Monday, September 27, 2010

The Old is Gone!

It hasn’t been an easy 37 months. So much uncertainty faced me when I walked out the doors of Taft Correctional Institution in August of 2007. Unable to even comprehend what my life was going to be like, at times during my last months of incarceration, I wondered whether I would end up living under a freeway overpass. Or perhaps I would become one of the many panhandlers seeking a hand-out at the top of the off-ramp holding my “Hungry and need food. Anything will help. God bless you” cardboard sign. While it never ended up that badly for me, it hasn’t turned out as I expected either.

At times, it seems like a little sign has floated over the top of me with arrows pointing, saying “ex-felon”. There are some things that I just can’t seem to get past. A few weeks ago I was laying on the couch on a Sunday afternoon after playing a round of golf with some friends when I was interrupted by a rapping on the front door of my home…a fifth wheel trailer. As I opened the door, I was greeted by a deputy sheriff. For a second, my heart seemed to skip a beat. Then he kindly asked me for my name and then ID that could verify it. He was simply doing his job…confirming that I was living where I said I am. A small thing…but certainly not an everyday occurrence for most of us.

As a result of the uncertainty of my life, I’ve been hesitant to move forward as quickly as I probably could. Still facing up to 23 more months of supervision, there are some things that are difficult to arrange. A simple trip out of state…even for a day requires at least two weeks of advance notice to get the proper permission. A trip out of the country is out of the question. Moving into an apartment complex or a condo community isn’t possible because of the restrictions that I still face. For the past three years, I’ve worn the prison issue glasses that I had on when I was released because money is tight, and frankly they still worked.

But the last month has brought a great deal of change in my life. For reasons that I can’t really articulate, I made the decision that “enough is enough”. While I don’t exactly have control over my life, I choose to move forward. A trip to the optometrist resulted in new glasses. Not a significant change in my appearance on the outside, but a gargantuan impact on how I see myself from the inside. They were the last “moniker” that I wore from my incarceration. There are no more visible external reminders of that dark period of my life.

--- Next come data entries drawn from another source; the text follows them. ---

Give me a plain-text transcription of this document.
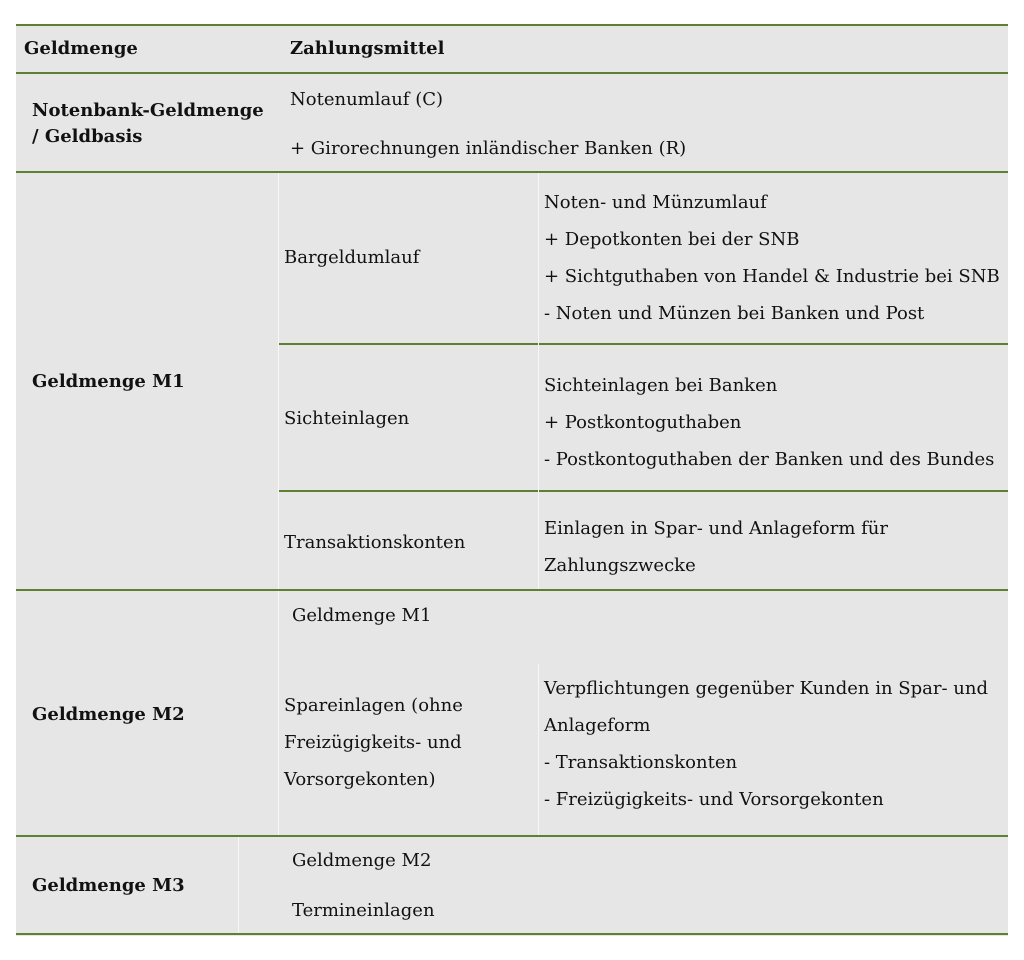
Geldmenge	Zahlungsmittel
Notenbank-Geldmenge
/ Geldbasis
Notenumlauf (C)
+ Girorechnungen inländischer Banken (R)
Geldmenge M1
Bargeldumlauf
Noten- und Münzumlauf
+ Depotkonten bei der SNB
+ Sichtguthaben von Handel & Industrie bei SNB
- Noten und Münzen bei Banken und Post
Sichteinlagen
Sichteinlagen bei Banken
+ Postkontoguthaben
- Postkontoguthaben der Banken und des Bundes
Transaktionskonten
Einlagen in Spar- und Anlageform für
Zahlungszwecke
Geldmenge M2
Geldmenge M1
Spareinlagen (ohne
Freizügigkeits- und
Vorsorgekonten)
Verpflichtungen gegenüber Kunden in Spar- und
Anlageform
- Transaktionskonten
- Freizügigkeits- und Vorsorgekonten
Geldmenge M3
Geldmenge M2
Termineinlagen
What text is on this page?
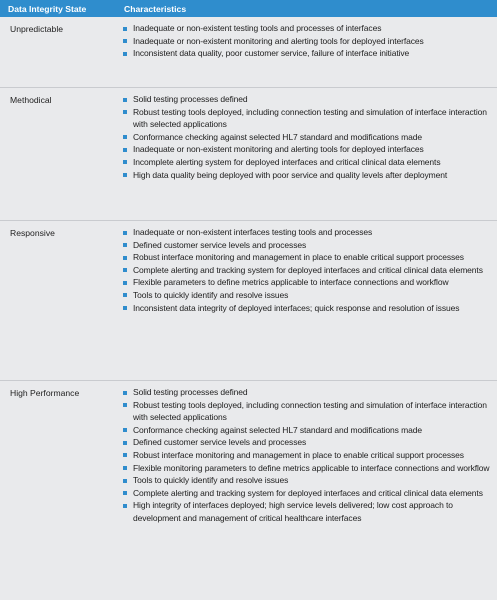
Data Integrity State	Characteristics
Unpredictable	Inadequate or non-existent testing tools and processes of interfaces
Inadequate or non-existent monitoring and alerting tools for deployed interfaces
Inconsistent data quality, poor customer service, failure of interface initiative
Methodical	Solid testing processes defined
Robust testing tools deployed, including connection testing and simulation of interface interaction with selected applications
Conformance checking against selected HL7 standard and modifications made
Inadequate or non-existent monitoring and alerting tools for deployed interfaces
Incomplete alerting system for deployed interfaces and critical clinical data elements
High data quality being deployed with poor service and quality levels after deployment
Responsive	Inadequate or non-existent interfaces testing tools and processes
Defined customer service levels and processes
Robust interface monitoring and management in place to enable critical support processes
Complete alerting and tracking system for deployed interfaces and critical clinical data elements
Flexible parameters to define metrics applicable to interface connections and workflow
Tools to quickly identify and resolve issues
Inconsistent data integrity of deployed interfaces; quick response and resolution of issues
High Performance	Solid testing processes defined
Robust testing tools deployed, including connection testing and simulation of interface interaction with selected applications
Conformance checking against selected HL7 standard and modifications made
Defined customer service levels and processes
Robust interface monitoring and management in place to enable critical support processes
Flexible monitoring parameters to define metrics applicable to interface connections and workflow
Tools to quickly identify and resolve issues
Complete alerting and tracking system for deployed interfaces and critical clinical data elements
High integrity of interfaces deployed; high service levels delivered; low cost approach to development and management of critical healthcare interfaces
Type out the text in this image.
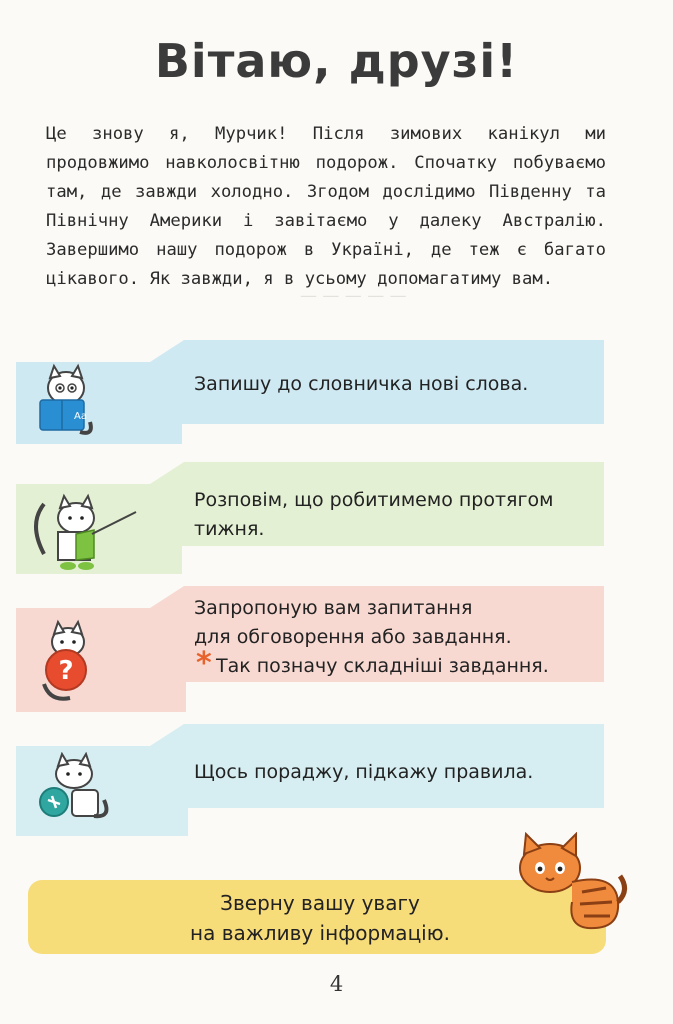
— — — — —
Вітаю, друзі!
Це знову я, Мурчик! Після зимових канікул ми продовжимо навколосвітню подорож. Спочатку побуваємо там, де завжди холодно. Згодом дослідимо Південну та Північну Америки і завітаємо у далеку Австралію. Завершимо нашу подорож в Україні, де теж є багато цікавого. Як завжди, я в усьому допомагатиму вам.
Aa
Запишу до словничка нові слова.
Розповім, що робитимемо протягом
тижня.
?
Запропоную вам запитання
для обговорення або завдання.
* Так позначу складніші завдання.
Щось пораджу, підкажу правила.
Зверну вашу увагу
на важливу інформацію.
4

The change didn’t stop there. I love antiques and every opportunity I have, I will visit an antique shop or mall and usually walk out with some little treasure. Many of the items, I give away. I buy them because they are unique and they represent a different time…maybe a better time. About a month ago, my sister Deb suggested (perhaps in jest) that I should get a business license and open a shop, or at least become a dealer. The idea resonated deeply within me and it has turned into a reality. Three weeks ago, I applied for the business license and became a small business owner. Angelwings Antiques was born. Scripture teaches us that in Christ, we are a new creation…that the old is gone and the new has come. Through God’s grace, I’ve become “that” new creation. But now I’ve become a new creation in a different way as well. While I will always be an “ex-felon”, I’ve chosen to become more. I’m a business owner and a construction company manager. I’m a singer in the church choir and a Sunday school teacher. I’m a loving brother, a loving ex-husband and a good friend. That old label is gone…a new label has come.

Photo by Mark

4 comments:

Deb Shucka said...

The deep and healed truth of this shines from the screen. I can feel your acceptance and surrender (both things I still struggle with) and I know Angelwings Antiques is the result of that. BTW, my suggestion was no jest - nor was the one about the house, the one where you live on the top floor, above your shop.

I'm so thrilled to get to be a part of your new venture. I'm so blessed to call you brother and friend. I love you.

Janna Qualman said...

I'm here from Deb's. You're brave and you're wonderful, and I wish you nothing but the best.

I'd also love to look through your antiques. I love them so!

Lilith said...

I read your sister's blog. I have a son who was released from prison in June. He still struggles with life but he's slowly making progress, reclaiming his life.

He's much younger and much less articulate, so thank you for a glimpse into some of what he must be feeling.

Suzy said...

Leave all the old trappings behind. They are just that- traps we have all fallen into.

Congrats on your new business! Have Deb "nudge" you about a web site!